A month into the season, Winker is slashing .257/.372/.406 with three home runs, 15 RBIs, 15 walks and a 127 wRC+. That’s much more in line with the type of offensive production he put up during his five seasons with the Cincinnati Reds than his underwhelming output from the past two years.

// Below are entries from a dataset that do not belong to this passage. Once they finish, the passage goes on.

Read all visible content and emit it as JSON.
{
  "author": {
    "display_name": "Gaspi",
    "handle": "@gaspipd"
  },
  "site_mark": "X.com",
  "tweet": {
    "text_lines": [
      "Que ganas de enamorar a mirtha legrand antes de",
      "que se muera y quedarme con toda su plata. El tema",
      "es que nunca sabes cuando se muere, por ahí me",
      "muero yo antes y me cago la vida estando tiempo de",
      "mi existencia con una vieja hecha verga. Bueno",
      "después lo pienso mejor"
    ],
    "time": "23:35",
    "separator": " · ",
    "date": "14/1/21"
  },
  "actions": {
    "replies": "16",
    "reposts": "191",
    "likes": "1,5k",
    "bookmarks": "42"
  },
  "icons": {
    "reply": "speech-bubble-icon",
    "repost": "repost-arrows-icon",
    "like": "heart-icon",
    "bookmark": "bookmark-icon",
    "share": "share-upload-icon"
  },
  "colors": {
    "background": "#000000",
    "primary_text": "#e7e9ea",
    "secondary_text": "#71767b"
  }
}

On what projects to be a weak trade market, there should be plenty of interest in Winker, whether it’s to play left field, right field or some combination of the two. The Nationals — who could promote top outfield prospects James Wood and Dylan Crews before the 2024 season is out — don’t have much of a reason to hold onto Winker, who will be 31 in August and is not under contract beyond this season.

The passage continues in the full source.